Wegen des Verdachts der Volksverhetzung hat die Gießener Kriminalpolizei ein Verfahren eingeleitet. Unbekannte hatten offenbar in der Nacht zum Mittwoch, 19.06., Flugblätter mitsamt CDs in Laubach-Ruppertsburg verteilt. Der Verfasser dieser Flugblätter bezieht sich dabei auf eine Aktion, bei der am heutigen Freitag "Stolpersteine" in Laubach verlegt werden. Diese sollen an die während der NS-Diktatur ermordeten Einwohner jüdischen Glaubens erinnern.

Das Schreiben hat offenbar auch zum Inhalt, dass der Holocaust verleugnet wird. Der Staatsschutz hat die Ermittlungen übernommen. Die Ermittlungen, beispielsweise die Auswertung der CDs, dauern laut Polizei derzeit noch an. 

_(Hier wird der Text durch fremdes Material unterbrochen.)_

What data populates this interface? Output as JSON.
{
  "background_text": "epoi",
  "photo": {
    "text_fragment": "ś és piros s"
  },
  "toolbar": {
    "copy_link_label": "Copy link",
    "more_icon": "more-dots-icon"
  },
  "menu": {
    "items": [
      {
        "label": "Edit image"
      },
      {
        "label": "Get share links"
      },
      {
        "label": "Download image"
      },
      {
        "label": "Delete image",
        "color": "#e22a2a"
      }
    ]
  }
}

Die Kripo sucht Zeugen, die Hinweise zum Verfasser beziehungsweise zum Verteiler der Flugblätter geben können. Die Schreiben wurde in der Nacht von Dienstag auf Mittwoch in Ruppertsburg verteilt. Hinweise bitte an die Kriminalpolizei in Gießen unter der Rufnummer 0641-7006 2555.